Latvian startup Deep Space Energy has closed a pre-seed funding round of approximately A$1.53 million (€930K) to advance development of a radioisotope-based power generator aimed at lunar missions and resilient satellite infrastructure.
The round includes around A$578,000 in private investment led by Outlast Fund and angel investor Linas Sargautis, a former co-founder of NanoAvionics. The company has also secured approximately A$957,000 in public contracts and grants from the European Space Agency (ESA), NATO’s Defence Innovation Accelerator for the North Atlantic (DIANA), and the Latvian government.
Deep Space Energy is developing a compact radioisotopic generator that converts heat produced by the natural decay of nuclear waste-derived materials into electricity. According to the company, its system requires significantly less radioisotope fuel than traditional radioisotope thermoelectric generators (RTGs) currently used in space missions.
The company says the technology has been validated in laboratory conditions and is being developed as an auxiliary power source for high-value satellites operating in Medium Earth Orbit (MEO), Geostationary Orbit (GEO) and Highly Elliptical Orbit (HEO). These orbital regimes underpin communications, reconnaissance and early-warning systems.

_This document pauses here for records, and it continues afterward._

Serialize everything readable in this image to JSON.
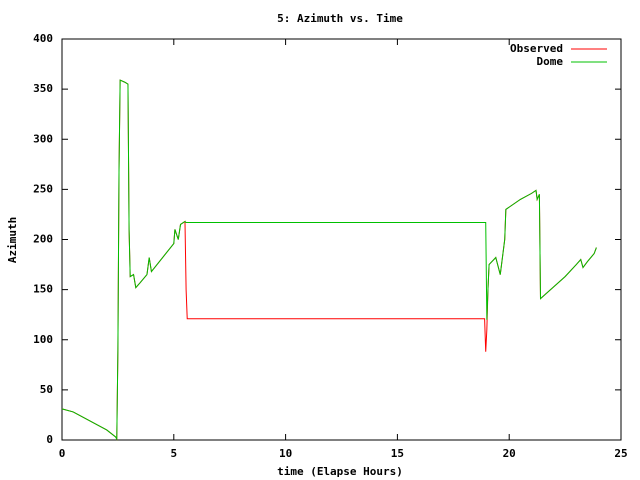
{
  "chart_data": {
    "type": "line",
    "title": "5: Azimuth vs. Time",
    "x_label": "time (Elapse Hours)",
    "y_label": "Azimuth",
    "x": [
      0,
      0.5,
      1,
      1.5,
      2,
      2.4,
      2.45,
      2.5,
      2.55,
      2.6,
      2.8,
      2.95,
      3.0,
      3.05,
      3.2,
      3.3,
      3.5,
      3.8,
      3.9,
      4.0,
      4.5,
      5.0,
      5.05,
      5.2,
      5.3,
      5.5,
      5.55,
      5.6,
      18.9,
      18.95,
      19.0,
      19.05,
      19.1,
      19.4,
      19.6,
      19.8,
      19.85,
      20.5,
      21.0,
      21.2,
      21.25,
      21.35,
      21.4,
      21.6,
      22.0,
      22.5,
      23.0,
      23.2,
      23.3,
      23.5,
      23.8,
      23.9
    ],
    "series": [
      {
        "name": "Observed",
        "color": "#ff0000",
        "values": [
          31,
          28,
          22,
          16,
          10,
          3,
          1,
          90,
          270,
          359,
          357,
          355,
          210,
          163,
          165,
          152,
          157,
          165,
          182,
          168,
          182,
          196,
          210,
          200,
          215,
          218,
          150,
          121,
          121,
          88,
          110,
          150,
          175,
          182,
          165,
          200,
          230,
          240,
          246,
          249,
          240,
          245,
          141,
          145,
          153,
          163,
          175,
          180,
          172,
          178,
          186,
          192
        ]
      },
      {
        "name": "Dome",
        "color": "#00c000",
        "values": [
          31,
          28,
          22,
          16,
          10,
          3,
          1,
          90,
          270,
          359,
          357,
          355,
          210,
          163,
          165,
          152,
          157,
          165,
          182,
          168,
          182,
          196,
          210,
          200,
          215,
          218,
          217,
          217,
          217,
          217,
          120,
          150,
          175,
          182,
          165,
          200,
          230,
          240,
          246,
          249,
          240,
          245,
          141,
          145,
          153,
          163,
          175,
          180,
          172,
          178,
          186,
          192
        ]
      }
    ],
    "xlim": [
      0,
      25
    ],
    "xticks": [
      0,
      5,
      10,
      15,
      20,
      25
    ],
    "ylim": [
      0,
      400
    ],
    "yticks": [
      0,
      50,
      100,
      150,
      200,
      250,
      300,
      350,
      400
    ],
    "legend": "top-right",
    "grid": false
  }
}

Unlike solar arrays, radioisotope-based systems provide continuous power independent of sunlight. Deep Space Energy positions this as a resilience advantage, particularly for satellites supporting strategic or defence-related functions. The company states the technology is intended solely for power generation and not for weapons applications.
In the longer term, the company is targeting lunar surface missions. Lunar night cycles last roughly 14 Earth days, and temperatures can drop below minus 150 degrees Celsius, limiting the effectiveness of solar power. Radioisotope generators are considered a potential solution for sustaining rovers and surface systems during extended darkness and in permanently shadowed regions.
Deep Space Energy claims its system could generate approximately 50 watts of power using around two kilograms of Americium-241 fuel, compared with substantially higher material requirements in legacy RTG systems. If scalable, improved fuel efficiency could reduce launch mass and extend operational lifetimes for lunar missions, where transport costs can exceed A$1.6 million per kilogram of payload delivered to the lunar surface.
Americium-241 is derived from spent nuclear fuel, and projected increases in European production capacity over the coming decade may support broader deployment of radioisotope power systems.
The funding will support continued technical development and early commercialisation steps as Europe seeks greater autonomy in space infrastructure and dual-use technologies spanning civil and defence applications.
Deep Space Energy is positioning its technology within the growing intersection of lunar exploration, sovereign space capability and satellite resilience — areas where long-duration, sunlight-independent power remains a core engineering challenge.